La tranquilidad llegó después. Luego el recuento con la fatal noticia.

 

“Recogimos su cuerpo y lo llevamos al campamento secreto, en donde de acuerdo a sus instrucciones, lo incineramos y lanzamos porciones de cenizas a los cuatro puntos cardinales, tal y como nos había dicho muchas veces en pláticas que teníamos tomando café por las noches de luna en nuestro campamento”, escribe su amigo.

 

“¡Presentes!”, gritaron sus subalternos en coro, formados, con lágrimas en los ojos.

 

Epílogo de “Me dicen El Más Loco”, de Nazario Moreno González, editado por Centenario y Bicentenario de dos Revoluciones en México.

 

Desde chiquillo

 

Ese sobrenombre de El Más Loco se me fue quedando desde chiquillo.
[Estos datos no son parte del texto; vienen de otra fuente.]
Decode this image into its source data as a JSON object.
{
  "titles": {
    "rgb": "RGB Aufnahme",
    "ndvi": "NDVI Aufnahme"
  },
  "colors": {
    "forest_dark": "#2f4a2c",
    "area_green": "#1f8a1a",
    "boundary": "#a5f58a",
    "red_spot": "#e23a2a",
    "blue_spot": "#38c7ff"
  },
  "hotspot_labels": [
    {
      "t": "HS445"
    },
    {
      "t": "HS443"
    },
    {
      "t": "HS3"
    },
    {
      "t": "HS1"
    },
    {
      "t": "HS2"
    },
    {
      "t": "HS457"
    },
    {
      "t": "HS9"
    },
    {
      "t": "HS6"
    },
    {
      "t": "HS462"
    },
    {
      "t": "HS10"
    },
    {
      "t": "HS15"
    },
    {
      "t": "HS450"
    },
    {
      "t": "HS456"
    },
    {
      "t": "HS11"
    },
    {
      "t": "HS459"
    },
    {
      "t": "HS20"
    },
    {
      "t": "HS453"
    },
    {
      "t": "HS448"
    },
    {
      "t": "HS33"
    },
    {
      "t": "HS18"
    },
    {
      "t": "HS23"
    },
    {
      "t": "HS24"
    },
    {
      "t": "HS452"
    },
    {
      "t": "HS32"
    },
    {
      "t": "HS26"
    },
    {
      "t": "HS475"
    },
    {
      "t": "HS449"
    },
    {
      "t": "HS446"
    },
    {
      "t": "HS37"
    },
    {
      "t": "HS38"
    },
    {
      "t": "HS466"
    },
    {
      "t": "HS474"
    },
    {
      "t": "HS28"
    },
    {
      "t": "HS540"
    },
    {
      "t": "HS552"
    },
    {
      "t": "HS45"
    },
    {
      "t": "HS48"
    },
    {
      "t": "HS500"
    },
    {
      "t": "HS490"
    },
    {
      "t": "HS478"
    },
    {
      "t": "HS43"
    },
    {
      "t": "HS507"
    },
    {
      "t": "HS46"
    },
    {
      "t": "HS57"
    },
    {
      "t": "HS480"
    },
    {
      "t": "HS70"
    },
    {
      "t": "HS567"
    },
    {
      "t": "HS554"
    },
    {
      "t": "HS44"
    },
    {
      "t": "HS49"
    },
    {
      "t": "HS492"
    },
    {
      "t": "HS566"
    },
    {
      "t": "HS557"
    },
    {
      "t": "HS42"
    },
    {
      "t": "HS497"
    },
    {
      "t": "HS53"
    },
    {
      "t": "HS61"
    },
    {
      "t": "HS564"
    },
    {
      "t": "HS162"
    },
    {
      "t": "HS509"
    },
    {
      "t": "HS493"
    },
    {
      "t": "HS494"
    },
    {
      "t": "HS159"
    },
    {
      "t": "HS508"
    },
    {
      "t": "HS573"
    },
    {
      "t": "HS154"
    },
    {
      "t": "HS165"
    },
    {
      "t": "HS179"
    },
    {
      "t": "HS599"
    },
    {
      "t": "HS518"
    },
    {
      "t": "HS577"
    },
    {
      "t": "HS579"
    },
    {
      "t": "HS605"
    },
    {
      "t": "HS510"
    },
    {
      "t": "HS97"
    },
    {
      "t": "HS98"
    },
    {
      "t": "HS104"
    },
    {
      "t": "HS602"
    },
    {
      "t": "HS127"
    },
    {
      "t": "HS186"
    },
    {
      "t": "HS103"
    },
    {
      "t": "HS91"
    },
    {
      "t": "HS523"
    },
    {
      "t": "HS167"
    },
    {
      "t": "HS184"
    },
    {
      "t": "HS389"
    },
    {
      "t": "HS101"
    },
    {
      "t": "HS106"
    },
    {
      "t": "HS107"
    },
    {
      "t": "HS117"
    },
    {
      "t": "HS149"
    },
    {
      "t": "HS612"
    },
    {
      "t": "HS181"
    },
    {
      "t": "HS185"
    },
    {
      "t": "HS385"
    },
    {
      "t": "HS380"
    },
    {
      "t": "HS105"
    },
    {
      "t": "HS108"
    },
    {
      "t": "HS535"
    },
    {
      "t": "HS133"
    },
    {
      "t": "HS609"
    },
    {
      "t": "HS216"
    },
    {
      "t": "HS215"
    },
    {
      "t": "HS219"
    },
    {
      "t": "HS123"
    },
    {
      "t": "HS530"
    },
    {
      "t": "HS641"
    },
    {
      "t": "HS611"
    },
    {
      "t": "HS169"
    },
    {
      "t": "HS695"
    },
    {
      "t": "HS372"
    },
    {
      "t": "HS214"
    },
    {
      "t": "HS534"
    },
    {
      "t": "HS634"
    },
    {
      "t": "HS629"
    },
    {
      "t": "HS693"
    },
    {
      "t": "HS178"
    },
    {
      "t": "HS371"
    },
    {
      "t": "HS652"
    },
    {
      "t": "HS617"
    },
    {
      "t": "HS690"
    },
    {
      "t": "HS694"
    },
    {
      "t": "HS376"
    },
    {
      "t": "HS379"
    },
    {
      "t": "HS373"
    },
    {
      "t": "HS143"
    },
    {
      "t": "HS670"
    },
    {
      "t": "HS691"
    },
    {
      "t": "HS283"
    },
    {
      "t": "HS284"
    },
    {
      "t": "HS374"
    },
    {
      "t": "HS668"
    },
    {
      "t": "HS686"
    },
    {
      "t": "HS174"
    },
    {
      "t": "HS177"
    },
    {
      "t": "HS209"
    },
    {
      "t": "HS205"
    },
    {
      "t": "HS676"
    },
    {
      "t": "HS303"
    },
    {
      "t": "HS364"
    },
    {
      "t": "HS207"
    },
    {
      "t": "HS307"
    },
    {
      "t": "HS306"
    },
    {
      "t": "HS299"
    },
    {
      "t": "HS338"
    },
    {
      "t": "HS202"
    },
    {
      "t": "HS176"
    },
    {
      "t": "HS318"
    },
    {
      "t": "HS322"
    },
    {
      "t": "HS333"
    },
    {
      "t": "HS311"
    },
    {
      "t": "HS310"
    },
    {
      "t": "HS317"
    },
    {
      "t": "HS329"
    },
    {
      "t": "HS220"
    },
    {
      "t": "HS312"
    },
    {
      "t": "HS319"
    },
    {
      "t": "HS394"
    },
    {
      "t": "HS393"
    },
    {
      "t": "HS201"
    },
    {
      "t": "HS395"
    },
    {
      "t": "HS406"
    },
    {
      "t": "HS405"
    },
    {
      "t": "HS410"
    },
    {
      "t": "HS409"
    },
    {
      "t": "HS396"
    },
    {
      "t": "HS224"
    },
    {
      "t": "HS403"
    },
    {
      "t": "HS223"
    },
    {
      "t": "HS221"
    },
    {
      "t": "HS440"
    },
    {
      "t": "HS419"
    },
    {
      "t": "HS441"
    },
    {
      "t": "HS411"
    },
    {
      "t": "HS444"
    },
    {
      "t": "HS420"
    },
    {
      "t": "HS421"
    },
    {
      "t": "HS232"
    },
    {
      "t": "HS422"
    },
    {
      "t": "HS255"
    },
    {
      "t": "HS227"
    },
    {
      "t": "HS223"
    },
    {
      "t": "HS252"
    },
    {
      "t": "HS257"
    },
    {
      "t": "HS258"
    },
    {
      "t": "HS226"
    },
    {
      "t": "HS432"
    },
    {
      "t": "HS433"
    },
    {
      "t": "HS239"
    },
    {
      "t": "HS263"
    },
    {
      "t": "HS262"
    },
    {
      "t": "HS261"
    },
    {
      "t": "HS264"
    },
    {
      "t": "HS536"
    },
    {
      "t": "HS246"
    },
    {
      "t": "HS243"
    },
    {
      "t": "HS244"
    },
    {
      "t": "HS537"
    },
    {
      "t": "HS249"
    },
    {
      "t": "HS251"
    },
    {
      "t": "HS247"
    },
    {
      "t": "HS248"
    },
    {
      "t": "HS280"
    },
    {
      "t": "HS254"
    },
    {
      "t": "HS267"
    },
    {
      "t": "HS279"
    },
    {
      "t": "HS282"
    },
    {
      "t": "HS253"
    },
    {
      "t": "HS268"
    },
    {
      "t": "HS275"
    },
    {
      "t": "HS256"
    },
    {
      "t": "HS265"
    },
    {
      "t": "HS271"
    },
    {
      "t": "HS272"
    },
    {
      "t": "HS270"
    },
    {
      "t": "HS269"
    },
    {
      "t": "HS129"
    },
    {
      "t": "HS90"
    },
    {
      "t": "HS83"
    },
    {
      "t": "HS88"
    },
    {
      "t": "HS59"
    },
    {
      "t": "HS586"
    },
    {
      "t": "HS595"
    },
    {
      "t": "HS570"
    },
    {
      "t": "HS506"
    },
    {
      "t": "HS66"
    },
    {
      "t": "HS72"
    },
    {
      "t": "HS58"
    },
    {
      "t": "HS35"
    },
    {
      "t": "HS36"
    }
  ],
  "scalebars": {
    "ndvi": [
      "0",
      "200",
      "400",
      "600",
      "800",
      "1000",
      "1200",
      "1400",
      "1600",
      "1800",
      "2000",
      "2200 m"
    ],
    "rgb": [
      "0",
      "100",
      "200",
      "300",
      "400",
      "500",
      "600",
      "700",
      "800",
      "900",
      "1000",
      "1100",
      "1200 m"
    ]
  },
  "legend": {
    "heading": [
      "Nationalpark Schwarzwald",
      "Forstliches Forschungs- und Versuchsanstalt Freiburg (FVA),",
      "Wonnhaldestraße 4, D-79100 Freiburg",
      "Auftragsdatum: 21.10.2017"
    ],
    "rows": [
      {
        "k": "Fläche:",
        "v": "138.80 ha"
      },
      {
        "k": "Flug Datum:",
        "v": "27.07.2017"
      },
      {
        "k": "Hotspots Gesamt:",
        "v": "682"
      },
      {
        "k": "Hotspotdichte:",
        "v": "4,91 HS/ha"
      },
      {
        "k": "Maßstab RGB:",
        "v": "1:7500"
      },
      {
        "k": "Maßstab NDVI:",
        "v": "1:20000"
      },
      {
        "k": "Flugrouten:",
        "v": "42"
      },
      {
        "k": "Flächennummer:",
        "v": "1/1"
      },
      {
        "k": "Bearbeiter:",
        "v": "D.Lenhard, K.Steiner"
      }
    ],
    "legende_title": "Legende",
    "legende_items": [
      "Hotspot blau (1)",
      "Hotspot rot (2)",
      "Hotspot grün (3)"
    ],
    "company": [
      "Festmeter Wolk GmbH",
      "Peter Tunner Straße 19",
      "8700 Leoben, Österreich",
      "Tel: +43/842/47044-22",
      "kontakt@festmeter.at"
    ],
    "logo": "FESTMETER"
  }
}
Cuando se trataba de torear, yo era el primero en apuntarme para la faena aunque el animal en cuestión fuera una verdadera fiera que lanzara horribles resoplidos de coraje, aventara hacia atrás puños de tierra con las pezuñas de sus patas y lanzara miradas a diestra y siniestra, con ojos rojos como la lumbre, como si se tratara de una bestia infernal.

 

A pesar de eso, escondía mi miedo e insistía en torearlo, pues era mucho mayor la vergüenza que sentía y el interés en ganarme algunos pesos, mientras la gente que no se atrevía a nada pero sí era buena para criticar, me gritaban: “¡Estás loco, cabrón”.